Driving while intoxicated is the act of operating and/or driving a motor vehicle while under the influence of alcohol and/or drugs to the degree that mental and motor skills are impaired. It is illegal in all jurisdictions within the U.S. The specific criminal offense is usually called driving under the influence (of alcohol and/or other drugs, DUI), and in some states driving while intoxicated (DWI), operating while impaired (OWI), or operating a vehicle under the influence (OVI).

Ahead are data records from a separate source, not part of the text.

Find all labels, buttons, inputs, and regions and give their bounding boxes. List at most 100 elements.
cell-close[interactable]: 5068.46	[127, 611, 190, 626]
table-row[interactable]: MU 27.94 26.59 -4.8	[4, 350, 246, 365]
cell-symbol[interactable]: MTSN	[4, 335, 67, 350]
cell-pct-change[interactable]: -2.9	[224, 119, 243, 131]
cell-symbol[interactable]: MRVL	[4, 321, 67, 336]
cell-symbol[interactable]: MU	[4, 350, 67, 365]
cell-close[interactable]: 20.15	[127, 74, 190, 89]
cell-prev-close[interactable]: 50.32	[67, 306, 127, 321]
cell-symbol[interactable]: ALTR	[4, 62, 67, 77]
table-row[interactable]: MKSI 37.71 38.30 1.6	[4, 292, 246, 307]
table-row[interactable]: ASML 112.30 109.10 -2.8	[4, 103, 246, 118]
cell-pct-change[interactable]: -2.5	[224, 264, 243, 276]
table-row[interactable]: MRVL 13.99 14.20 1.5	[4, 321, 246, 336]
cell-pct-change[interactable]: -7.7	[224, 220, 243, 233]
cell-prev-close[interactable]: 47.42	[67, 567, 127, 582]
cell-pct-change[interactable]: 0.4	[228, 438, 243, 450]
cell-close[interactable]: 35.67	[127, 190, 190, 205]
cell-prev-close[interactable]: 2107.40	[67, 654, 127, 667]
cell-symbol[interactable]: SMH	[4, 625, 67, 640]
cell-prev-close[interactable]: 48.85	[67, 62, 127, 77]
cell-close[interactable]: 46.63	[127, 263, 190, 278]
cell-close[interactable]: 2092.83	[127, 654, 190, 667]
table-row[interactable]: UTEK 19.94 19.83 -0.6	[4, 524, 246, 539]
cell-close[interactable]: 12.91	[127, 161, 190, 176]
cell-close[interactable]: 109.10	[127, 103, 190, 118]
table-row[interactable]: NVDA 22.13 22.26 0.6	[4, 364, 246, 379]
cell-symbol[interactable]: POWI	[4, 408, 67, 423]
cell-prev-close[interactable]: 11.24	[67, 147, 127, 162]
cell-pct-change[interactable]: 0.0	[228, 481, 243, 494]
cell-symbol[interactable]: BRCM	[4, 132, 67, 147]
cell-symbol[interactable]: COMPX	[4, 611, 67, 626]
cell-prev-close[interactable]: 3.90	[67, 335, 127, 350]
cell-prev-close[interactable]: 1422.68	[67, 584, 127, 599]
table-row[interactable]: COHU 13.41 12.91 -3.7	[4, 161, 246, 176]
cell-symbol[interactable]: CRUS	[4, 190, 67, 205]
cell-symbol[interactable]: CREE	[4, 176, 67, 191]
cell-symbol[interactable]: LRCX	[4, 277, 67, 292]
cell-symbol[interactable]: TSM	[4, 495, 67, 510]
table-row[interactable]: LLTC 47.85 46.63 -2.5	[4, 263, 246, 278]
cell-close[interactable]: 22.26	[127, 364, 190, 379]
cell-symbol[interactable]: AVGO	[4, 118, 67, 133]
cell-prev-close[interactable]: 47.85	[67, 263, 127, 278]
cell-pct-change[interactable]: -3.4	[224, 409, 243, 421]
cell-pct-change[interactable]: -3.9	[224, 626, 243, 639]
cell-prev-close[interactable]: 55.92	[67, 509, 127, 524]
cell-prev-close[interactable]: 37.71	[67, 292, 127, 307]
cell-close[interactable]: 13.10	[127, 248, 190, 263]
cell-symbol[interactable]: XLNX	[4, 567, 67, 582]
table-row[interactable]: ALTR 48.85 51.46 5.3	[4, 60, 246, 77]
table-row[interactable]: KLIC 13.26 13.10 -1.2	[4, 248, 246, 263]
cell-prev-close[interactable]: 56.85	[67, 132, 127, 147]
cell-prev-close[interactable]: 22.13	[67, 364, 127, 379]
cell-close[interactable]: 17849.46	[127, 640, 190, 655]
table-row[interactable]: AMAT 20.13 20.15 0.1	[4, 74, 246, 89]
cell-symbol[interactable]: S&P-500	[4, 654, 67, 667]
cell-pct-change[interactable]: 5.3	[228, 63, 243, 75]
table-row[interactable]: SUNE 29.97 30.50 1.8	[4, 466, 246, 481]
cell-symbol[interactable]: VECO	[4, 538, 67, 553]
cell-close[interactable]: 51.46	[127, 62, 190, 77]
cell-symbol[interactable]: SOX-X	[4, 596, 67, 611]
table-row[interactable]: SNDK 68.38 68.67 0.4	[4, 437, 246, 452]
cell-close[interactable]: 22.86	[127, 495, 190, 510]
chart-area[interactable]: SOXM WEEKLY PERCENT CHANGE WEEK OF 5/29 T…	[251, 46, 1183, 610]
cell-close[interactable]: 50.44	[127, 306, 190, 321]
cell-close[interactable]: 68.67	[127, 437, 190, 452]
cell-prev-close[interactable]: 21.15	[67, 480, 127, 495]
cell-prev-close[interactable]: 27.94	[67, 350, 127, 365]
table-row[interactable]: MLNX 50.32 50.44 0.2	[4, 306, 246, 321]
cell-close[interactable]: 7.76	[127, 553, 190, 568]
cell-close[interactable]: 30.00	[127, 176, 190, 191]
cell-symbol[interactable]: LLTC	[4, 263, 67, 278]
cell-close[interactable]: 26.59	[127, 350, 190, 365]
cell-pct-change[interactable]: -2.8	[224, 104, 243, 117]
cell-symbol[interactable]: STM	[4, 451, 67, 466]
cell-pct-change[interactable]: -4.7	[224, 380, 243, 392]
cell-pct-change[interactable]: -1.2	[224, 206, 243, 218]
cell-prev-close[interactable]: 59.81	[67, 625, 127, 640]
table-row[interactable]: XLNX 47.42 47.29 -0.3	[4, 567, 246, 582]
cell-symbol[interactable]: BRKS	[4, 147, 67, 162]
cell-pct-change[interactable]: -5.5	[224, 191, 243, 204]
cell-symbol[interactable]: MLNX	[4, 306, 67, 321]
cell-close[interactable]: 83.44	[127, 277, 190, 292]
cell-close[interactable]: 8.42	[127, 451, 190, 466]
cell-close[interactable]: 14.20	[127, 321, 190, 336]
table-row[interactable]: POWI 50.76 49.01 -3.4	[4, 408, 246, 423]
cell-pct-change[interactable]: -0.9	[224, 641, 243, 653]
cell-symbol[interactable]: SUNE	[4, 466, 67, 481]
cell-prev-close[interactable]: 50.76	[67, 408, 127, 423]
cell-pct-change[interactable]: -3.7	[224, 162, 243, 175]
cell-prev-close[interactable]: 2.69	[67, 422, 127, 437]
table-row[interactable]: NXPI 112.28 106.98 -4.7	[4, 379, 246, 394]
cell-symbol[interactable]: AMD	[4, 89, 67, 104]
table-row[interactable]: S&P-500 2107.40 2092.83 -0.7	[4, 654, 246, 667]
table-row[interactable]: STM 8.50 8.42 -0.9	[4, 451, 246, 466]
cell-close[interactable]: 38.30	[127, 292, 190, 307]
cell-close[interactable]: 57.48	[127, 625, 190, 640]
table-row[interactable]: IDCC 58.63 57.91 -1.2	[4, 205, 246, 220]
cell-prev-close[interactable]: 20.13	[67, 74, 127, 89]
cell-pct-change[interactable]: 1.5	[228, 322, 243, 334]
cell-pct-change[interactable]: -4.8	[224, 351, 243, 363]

Such laws may also apply to boating or piloting aircraft.

In the United States the National Highway Traffic Safety Administration (NHTSA) estimates that 17,941 people died in 2006 in "alcohol-related" collisions, representing 40 percent of total traffic deaths in the US. Over 500,000 people were injured in alcohol-related accidents in the US in 2003. NHTSA defines fatal collisions as "alcohol-related" if they believe the driver, a passenger, or an occupant of the vehicle (such as a pedestrian or pedalcyclist) had a blood alcohol content (BAC) of 0.01 or greater. NHTSA defines nonfatal collisions as "alcohol-related" if the accident report indicates evidence of alcohol present. NHTSA specifically notes that "alcohol-related" does not necessarily mean a driver or nonoccupant was tested for alcohol and that the term does not indicate a collision or fatality was caused by the presence of alcohol. On average, about 60 percent of the BAC values are missing or unknown. To analyze what they believe is the complete data, statisticians simulate BAC information. Drivers with a BAC of 0.10 are 6 to 12 times more likely to get into a fatal crash or injury then drivers with no alcohol.